Hello, we use CyberNeko as the parser for html mails on our WebTop 5 collaboration platform, always with balance tags on (turning it off brings many problems).
We found that html containing svg tags, will break the html flux, obtaining a modified html output that won't work the same as original.
For example:
<a href="..."><svg ....>....</svg></a>
will be parsed producing this wrong sequence
<a href="..."></a><svg ....>....</svg>
and links on the svg elements will not work anymore.
We have verified that the callbacks to start/end tags arrive in the wrong sequence.
Is there a chance that this is corrected? Or should we fork the project and try out a solution of our own?
If you provide a patch fixing the problem, it can be quickly applied.
Actually I did not try latest 1.9.9 but only 1.9.6.x , as it it is the highest version available on maven repos. Why isn't 1.9.9 available?
I would recommend to use the latest available version (1.9.21).

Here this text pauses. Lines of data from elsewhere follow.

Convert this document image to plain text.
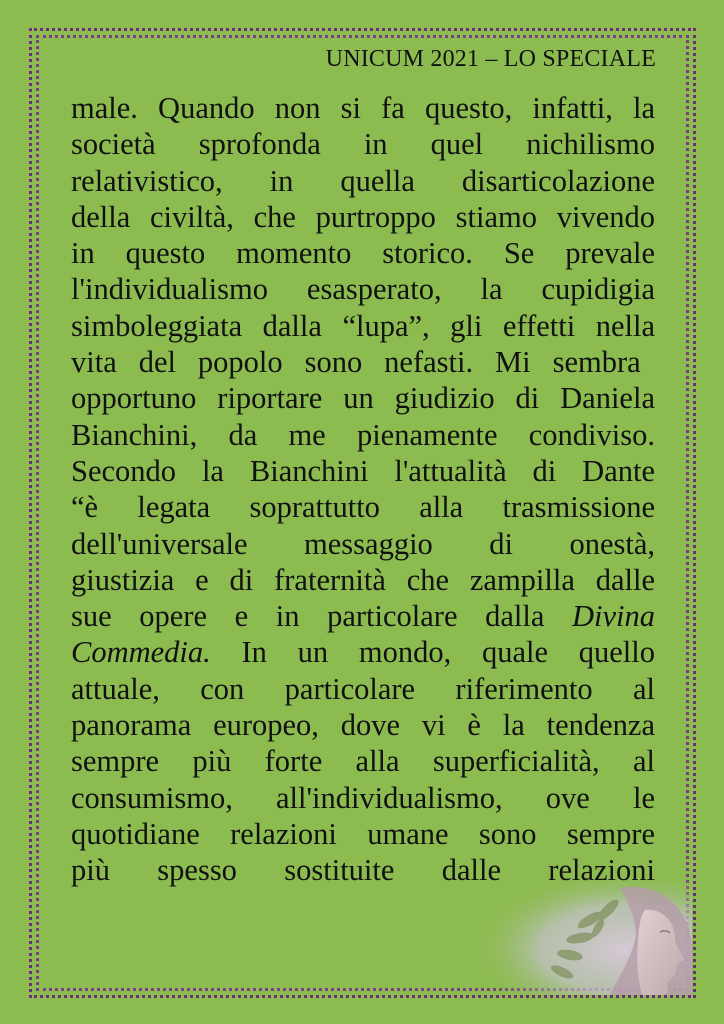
UNICUM 2021 – LO SPECIALE
male. Quando non si fa questo, infatti, la
società sprofonda in quel nichilismo
relativistico, in quella disarticolazione
della civiltà, che purtroppo stiamo vivendo
in questo momento storico. Se prevale
l'individualismo esasperato, la cupidigia
simboleggiata dalla “lupa”, gli effetti nella
vita del popolo sono nefasti. Mi sembra
opportuno riportare un giudizio di Daniela
Bianchini, da me pienamente condiviso.
Secondo la Bianchini l'attualità di Dante
“è legata soprattutto alla trasmissione
dell'universale messaggio di onestà,
giustizia e di fraternità che zampilla dalle
sue opere e in particolare dalla Divina
Commedia. In un mondo, quale quello
attuale, con particolare riferimento al
panorama europeo, dove vi è la tendenza
sempre più forte alla superficialità, al
consumismo, all'individualismo, ove le
quotidiane relazioni umane sono sempre
più spesso sostituite dalle relazioni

You can give a try to HtmlUnit's fork of Neko as well, perhas does it already contain a fix for your issue: https://github.com/HtmlUnit/htmlunit-neko
Yes thanks, moving to the html unit neko solved the problem automagically!
For others reading this thread, the latest available version of Neko is currently (1.9.22): https://search.maven.org/artifact/net.sourceforge.nekohtml/nekohtml/1.9.22/jar - The 1.9.6.x version Sonicle refers to above is at an older set of artifact coordinates: https://search.maven.org/artifact/nekohtml/nekohtml/1.9.6.2/jar - If you are using that old version, you should switch to: net.sourceforge.nekohtml:nekohtml:1.9.22 or greater.